The Movie Waffler New Release Review - The King's Speech | The Movie Waffler

New Release Review - The King's Speech


Directed by: Tom Hooper
Starring: Colin Firth, Geoffrey Rush, Helena Bonham Carter, Guy Pearce, Timothy Spall

King George VI (Firth) overcomes his stammer with the aid of a maverick Aussie speech therapist (Rush).
I really enjoyed Hooper's debut, the Brian Clough biopic "The Damned United". It was a well told entertaining tale, sadly his difficult second movie is neither well told nor entertaining.There are a few things that I can't abide in movies and this contains so many irritants for me I've made a list.

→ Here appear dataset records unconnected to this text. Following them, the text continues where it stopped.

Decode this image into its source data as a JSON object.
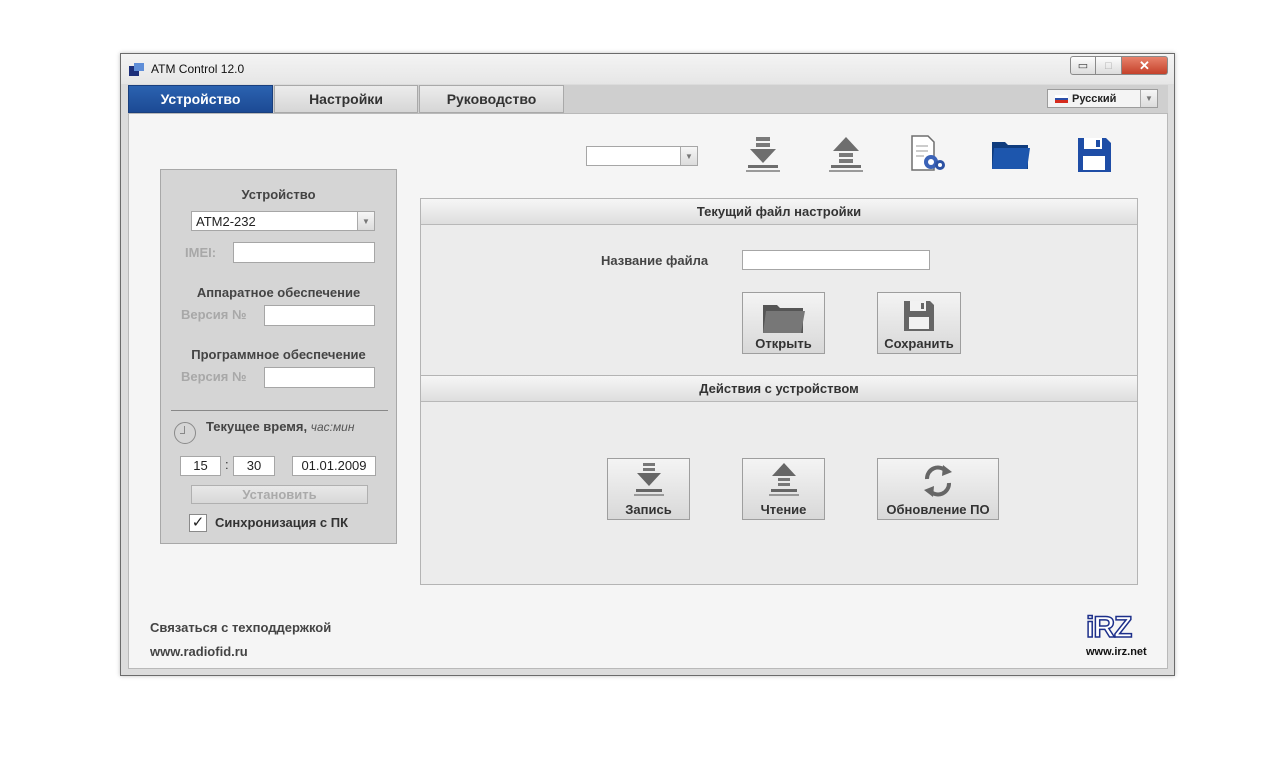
{
  "window": {
    "title": "ATM Control 12.0"
  },
  "tabs": [
    {
      "label": "Устройство"
    },
    {
      "label": "Настройки"
    },
    {
      "label": "Руководство"
    }
  ],
  "language": {
    "selected": "Русский"
  },
  "device_panel": {
    "device_heading": "Устройство",
    "device_selected": "ATM2-232",
    "imei_label": "IMEI:",
    "imei_value": "",
    "hardware_heading": "Аппаратное обеспечение",
    "hardware_version_label": "Версия №",
    "software_heading": "Программное обеспечение",
    "software_version_label": "Версия №",
    "time_heading": "Текущее время,",
    "time_units": "час:мин",
    "hours": "15",
    "minutes": "30",
    "date": "01.01.2009",
    "set_button": "Установить",
    "sync_label": "Синхронизация с ПК",
    "sync_checked": true
  },
  "toolbar": {
    "icons": [
      "download-icon",
      "upload-icon",
      "settings-file-icon",
      "open-folder-icon",
      "save-icon"
    ]
  },
  "settings_file_section": {
    "heading": "Текущий файл настройки",
    "file_name_label": "Название файла",
    "file_name_value": "",
    "open_button": "Открыть",
    "save_button": "Сохранить"
  },
  "device_actions_section": {
    "heading": "Действия с устройством",
    "write_button": "Запись",
    "read_button": "Чтение",
    "update_button": "Обновление ПО"
  },
  "footer": {
    "support_link": "Связаться с техподдержкой",
    "site_link": "www.radiofid.ru",
    "logo_text": "iRZ",
    "logo_url": "www.irz.net"
  },
  "colors": {
    "active_tab": "#1c4a94",
    "brand_logo": "#1c2f8a",
    "icon_gray": "#6e6e6e"
  }
}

  • Exploitation of physical defects:The hook of this film is that it's protagonist suffers from a stammer. Give Firth the oscar now. How long must this cheap lazy technique be constantly rewarded come awards season? Shouldn't the rewards go to film-makers who can create engaging characters without giving them some kind of heartstring-tugging defect. I just couldn't get behind this character, he was one of the most powerful and rich men in the world, do I give a shit that he stuttered his "W"'s? No, it's not an interesting story.
  • Swearing for comic effect: I'm no prude but when profanity is used to generate cheap laughs it riles me up like fart jokes. There's a scene in this where Firth is forced to swear like a trooper as part of his therapy. Oh how hilarious, a royal is cursing, how I laughed. Eh, no I didn't actually. This is 2011, we're way past that.
  • Unoriginal use of music: There are so many different pieces of music in the world that if you tried you couldn't live long enough to hear them all. So why do film-makers insist on regurgitating the same tunes over and over. How many times have you heard "Hallelujah" or "Sympathy For The Devil" on a soundtrack? This movie is guilty of using classical pieces that we've heard countless times before in films. It does with classical music what "Watchmen" did with popular music. For me, if a film-maker is the first to use a piece of music he owns it's emotional effect, he's created a visual association for the piece. If someone else uses it later it's as bad as stealing a previous movie's dialogue.
  • Quirky camerawork: Film is a language, it has it's own grammar. When a film-maker messes around with that grammar the effect on the audience is akin to inserting French words into a German sentence. Here Hooper employs some really irritating techniques such as using a wide-angle lens to shoot close-ups. This exaggerates an actors face in a hall of mirrors kind of way. The Coen brothers employed this in their early films a lot and any Jean-Pierre Jeunet movie is full of this. (Look at "Alien Resurrection", it's employed so much as to make the movie unwatchable for me.) Also the off-kilter framing in this film renders it very uncomfortable to watch, creating a kind of visual claustrophobia I found hard to stomach.
  • Cultural exploitation: In the eighties the British Film Industry was on it's knees. Then came "Chariots of Fire", Merchant & Ivory, and countless stuffy dramas set on sprawling estates at the turn of the century. The reason for this was because you couldn't get funding for your movie if it didn't have some "cultural significance". Basically it had to be recognisably "British", or rather what American audiences recognised as being "British". Over the past fifteen years or so the British Film Industry has shaken this off but this movie feels like a throwback to those dark days.
Unfortunately this will probably bag a haul of Oscars, it ticks all the right boxes. Sadly for this reviewer it ticks all the wrong boxes.